In terms of social media, Boyle said he primarily sees it as a way for people to share what they’ve learned and their experiences. He said there would be no iWill Foundation without social media as it’s been the foundation's primary source of communication.
- MORE: Princeton High School students use social media to remember a friend, raise brain cancer awareness
“For the foundation game, it wouldn’t have blown up as much without social media promoting and just the little things by our peers,” he said “So that definitely made a difference. So it’s true that
social media really can present more of a quality picture to people.”

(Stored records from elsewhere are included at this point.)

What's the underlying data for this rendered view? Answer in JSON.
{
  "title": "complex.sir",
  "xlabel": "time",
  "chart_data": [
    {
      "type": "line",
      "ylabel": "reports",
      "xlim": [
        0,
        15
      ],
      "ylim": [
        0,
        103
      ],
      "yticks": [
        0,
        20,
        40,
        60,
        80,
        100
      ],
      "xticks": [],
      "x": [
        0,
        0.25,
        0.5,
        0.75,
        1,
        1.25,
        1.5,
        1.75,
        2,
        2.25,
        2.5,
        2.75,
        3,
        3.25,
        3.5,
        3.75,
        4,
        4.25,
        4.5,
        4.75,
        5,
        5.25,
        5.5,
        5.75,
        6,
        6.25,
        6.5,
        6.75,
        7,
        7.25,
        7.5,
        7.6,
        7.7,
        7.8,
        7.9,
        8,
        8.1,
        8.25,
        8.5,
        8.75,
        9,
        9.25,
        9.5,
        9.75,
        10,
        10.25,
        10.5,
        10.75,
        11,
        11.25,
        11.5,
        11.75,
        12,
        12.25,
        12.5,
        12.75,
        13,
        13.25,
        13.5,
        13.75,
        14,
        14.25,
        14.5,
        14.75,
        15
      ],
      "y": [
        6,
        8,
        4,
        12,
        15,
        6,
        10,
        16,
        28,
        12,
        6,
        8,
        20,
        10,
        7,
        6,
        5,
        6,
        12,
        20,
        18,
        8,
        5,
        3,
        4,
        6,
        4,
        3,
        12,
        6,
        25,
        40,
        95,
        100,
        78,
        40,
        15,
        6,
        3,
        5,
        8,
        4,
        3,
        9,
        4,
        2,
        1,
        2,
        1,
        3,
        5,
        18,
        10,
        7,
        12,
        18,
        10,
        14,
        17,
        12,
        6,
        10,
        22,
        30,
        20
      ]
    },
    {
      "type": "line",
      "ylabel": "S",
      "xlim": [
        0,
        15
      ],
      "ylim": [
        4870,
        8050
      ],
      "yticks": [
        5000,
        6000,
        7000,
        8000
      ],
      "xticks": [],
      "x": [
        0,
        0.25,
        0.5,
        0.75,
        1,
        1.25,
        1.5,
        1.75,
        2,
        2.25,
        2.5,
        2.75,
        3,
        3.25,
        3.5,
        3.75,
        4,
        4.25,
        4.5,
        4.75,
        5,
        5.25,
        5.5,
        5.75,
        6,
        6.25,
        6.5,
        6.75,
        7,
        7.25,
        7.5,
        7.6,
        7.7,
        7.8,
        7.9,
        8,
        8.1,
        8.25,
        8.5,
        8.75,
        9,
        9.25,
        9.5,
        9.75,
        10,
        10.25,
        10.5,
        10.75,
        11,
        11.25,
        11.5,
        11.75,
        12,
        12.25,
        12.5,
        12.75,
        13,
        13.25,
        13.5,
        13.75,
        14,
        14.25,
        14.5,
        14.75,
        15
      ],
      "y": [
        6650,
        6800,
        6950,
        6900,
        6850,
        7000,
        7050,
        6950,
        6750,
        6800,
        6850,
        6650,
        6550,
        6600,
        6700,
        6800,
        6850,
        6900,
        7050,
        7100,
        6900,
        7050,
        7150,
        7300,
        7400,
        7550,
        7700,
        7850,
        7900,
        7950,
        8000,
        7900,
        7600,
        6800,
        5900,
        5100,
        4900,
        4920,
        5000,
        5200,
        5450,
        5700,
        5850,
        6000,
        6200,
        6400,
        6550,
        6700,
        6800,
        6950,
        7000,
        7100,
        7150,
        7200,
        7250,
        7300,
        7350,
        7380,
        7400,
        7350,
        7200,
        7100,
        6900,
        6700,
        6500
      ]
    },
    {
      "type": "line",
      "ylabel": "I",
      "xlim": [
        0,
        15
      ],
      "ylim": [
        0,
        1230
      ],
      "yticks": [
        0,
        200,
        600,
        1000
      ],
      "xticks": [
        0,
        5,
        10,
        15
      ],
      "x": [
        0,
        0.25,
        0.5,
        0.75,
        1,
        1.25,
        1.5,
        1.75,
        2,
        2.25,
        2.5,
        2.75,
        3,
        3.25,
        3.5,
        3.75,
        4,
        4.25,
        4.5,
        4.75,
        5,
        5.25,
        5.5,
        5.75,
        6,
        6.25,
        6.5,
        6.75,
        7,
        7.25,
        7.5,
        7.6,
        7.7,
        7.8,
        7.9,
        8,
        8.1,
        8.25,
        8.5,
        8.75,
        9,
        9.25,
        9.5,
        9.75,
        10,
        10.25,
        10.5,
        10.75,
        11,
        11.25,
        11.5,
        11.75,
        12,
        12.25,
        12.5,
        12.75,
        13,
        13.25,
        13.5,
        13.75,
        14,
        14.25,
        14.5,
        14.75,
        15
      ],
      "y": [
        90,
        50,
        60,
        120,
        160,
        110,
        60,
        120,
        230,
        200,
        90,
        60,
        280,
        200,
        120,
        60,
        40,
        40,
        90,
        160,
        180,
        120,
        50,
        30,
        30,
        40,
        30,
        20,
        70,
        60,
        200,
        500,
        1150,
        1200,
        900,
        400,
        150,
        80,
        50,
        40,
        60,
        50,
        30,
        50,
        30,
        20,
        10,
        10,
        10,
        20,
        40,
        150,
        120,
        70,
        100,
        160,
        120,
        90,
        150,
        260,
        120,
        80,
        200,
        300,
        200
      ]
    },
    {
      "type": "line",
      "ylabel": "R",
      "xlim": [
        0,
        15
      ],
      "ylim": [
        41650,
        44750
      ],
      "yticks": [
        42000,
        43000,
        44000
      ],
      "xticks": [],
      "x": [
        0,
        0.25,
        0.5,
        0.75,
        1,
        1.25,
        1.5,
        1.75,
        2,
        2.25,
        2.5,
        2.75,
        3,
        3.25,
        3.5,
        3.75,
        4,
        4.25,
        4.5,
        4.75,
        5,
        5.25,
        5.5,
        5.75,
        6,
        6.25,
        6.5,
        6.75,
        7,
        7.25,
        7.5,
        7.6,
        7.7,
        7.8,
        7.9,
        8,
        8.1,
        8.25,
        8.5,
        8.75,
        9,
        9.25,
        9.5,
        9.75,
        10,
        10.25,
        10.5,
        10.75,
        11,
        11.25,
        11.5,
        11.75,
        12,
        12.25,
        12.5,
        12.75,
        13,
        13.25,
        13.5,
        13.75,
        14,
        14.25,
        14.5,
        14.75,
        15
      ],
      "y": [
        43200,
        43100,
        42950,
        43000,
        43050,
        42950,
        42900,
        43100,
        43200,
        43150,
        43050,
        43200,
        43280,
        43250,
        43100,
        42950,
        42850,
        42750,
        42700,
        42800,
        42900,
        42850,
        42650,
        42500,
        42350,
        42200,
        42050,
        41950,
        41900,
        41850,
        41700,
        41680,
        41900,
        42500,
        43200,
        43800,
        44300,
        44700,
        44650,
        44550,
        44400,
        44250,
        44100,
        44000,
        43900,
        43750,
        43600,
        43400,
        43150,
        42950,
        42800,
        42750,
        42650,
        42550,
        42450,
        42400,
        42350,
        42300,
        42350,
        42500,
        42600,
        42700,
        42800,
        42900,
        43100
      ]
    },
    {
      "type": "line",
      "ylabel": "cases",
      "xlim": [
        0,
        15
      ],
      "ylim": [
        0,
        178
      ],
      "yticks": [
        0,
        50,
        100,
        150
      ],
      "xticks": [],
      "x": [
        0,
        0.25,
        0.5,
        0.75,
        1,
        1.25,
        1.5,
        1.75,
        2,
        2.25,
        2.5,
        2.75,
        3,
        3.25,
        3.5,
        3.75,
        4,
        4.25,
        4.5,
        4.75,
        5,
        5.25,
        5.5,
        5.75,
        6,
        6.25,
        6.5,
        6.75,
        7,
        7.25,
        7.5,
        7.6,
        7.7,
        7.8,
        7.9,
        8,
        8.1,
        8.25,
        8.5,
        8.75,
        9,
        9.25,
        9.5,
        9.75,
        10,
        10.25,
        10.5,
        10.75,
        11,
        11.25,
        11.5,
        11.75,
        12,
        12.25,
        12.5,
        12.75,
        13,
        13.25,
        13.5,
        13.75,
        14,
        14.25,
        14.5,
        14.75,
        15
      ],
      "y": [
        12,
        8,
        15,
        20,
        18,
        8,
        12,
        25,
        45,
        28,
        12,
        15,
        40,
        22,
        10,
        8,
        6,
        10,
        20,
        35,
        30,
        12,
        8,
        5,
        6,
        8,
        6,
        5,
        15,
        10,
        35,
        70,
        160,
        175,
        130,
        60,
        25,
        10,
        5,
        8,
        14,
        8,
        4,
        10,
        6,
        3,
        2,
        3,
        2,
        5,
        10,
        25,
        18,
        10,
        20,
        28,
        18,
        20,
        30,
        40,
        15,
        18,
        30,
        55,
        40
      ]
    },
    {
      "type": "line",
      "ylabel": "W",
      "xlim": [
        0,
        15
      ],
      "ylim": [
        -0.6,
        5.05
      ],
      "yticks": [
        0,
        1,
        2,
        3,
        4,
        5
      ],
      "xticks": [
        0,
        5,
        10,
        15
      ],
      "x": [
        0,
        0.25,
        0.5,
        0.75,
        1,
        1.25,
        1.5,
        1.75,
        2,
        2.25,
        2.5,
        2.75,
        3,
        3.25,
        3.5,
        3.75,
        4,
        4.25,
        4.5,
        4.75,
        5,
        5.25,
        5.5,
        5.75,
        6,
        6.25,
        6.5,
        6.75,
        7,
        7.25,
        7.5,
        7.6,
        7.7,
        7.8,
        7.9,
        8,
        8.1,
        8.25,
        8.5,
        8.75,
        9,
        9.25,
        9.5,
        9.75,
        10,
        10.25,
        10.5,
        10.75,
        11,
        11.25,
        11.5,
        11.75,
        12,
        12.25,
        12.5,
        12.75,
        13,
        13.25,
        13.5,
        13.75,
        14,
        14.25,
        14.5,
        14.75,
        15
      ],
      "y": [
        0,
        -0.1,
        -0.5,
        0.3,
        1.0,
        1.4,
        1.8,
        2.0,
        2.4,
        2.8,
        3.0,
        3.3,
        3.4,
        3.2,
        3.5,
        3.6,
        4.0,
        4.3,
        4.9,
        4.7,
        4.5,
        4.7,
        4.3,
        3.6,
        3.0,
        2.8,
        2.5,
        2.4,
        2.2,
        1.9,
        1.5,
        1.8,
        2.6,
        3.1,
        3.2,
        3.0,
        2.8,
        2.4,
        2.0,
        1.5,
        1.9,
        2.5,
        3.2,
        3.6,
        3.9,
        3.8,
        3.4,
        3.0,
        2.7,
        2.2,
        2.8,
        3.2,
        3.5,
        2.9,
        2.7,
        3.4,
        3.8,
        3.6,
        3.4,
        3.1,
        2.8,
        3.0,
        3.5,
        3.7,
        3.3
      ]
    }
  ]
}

- Follow the #iWill Awareness Foundation on Twitter: @Official_IWill
The definition of friendship
Dr. Cox disagrees millennials are a generation obsessed with itself. As a physician in Cincinnati for the last 20 years, Cox said he felt compelled to start a charity in his son’s honor. When Boyle and Goodall approached him with the idea for iWill, the three joined forces to organize the foundation. He said the young men illustrate the true friendship, standing by his son even during the most difficult times. He said they never fail to impress him with their commitment, drive and dedication.
“It’s a lot of work, I really commend them,” he said. “Whenever I need them, they’re there. We have meetings, we talk, they call 24/7. If I need something they get it for me, even if it’s a shoulder to cry on sometimes. They’re always there.”
Next year, Goodall plans to transfer from Miami University of Middletown to the University of Cincinnati, where Boyle is enrolled. The two plan to not only bring the foundation to campus, but eventually grow the organization on a national level. Goodall says he rarely listens to skeptics who say they won't follow through, as he knows of the commitment both he and Boyle have made in their friend's memory.
“When we first started, people were like this is nice thing for them to do for their friend and they didn’t take us very seriously,” he said. “But when we got the foundation game, they kind of realized: wow, they’re really trying to do this, they’re really trying to make a foundation.”
Dr. Cox said while critics accuse millennials of being selfish, both Boyle and Goodall have proven the opposite, altruistically giving of themselves to help others.
“I can’t even give a better definition of what a friend is – they’ve show it,” he said. “And it’s not always the words that someone says, it’s the actions, particularly young people – they’re used to saying things and not following through, but these young men have followed through. They’re great young men.”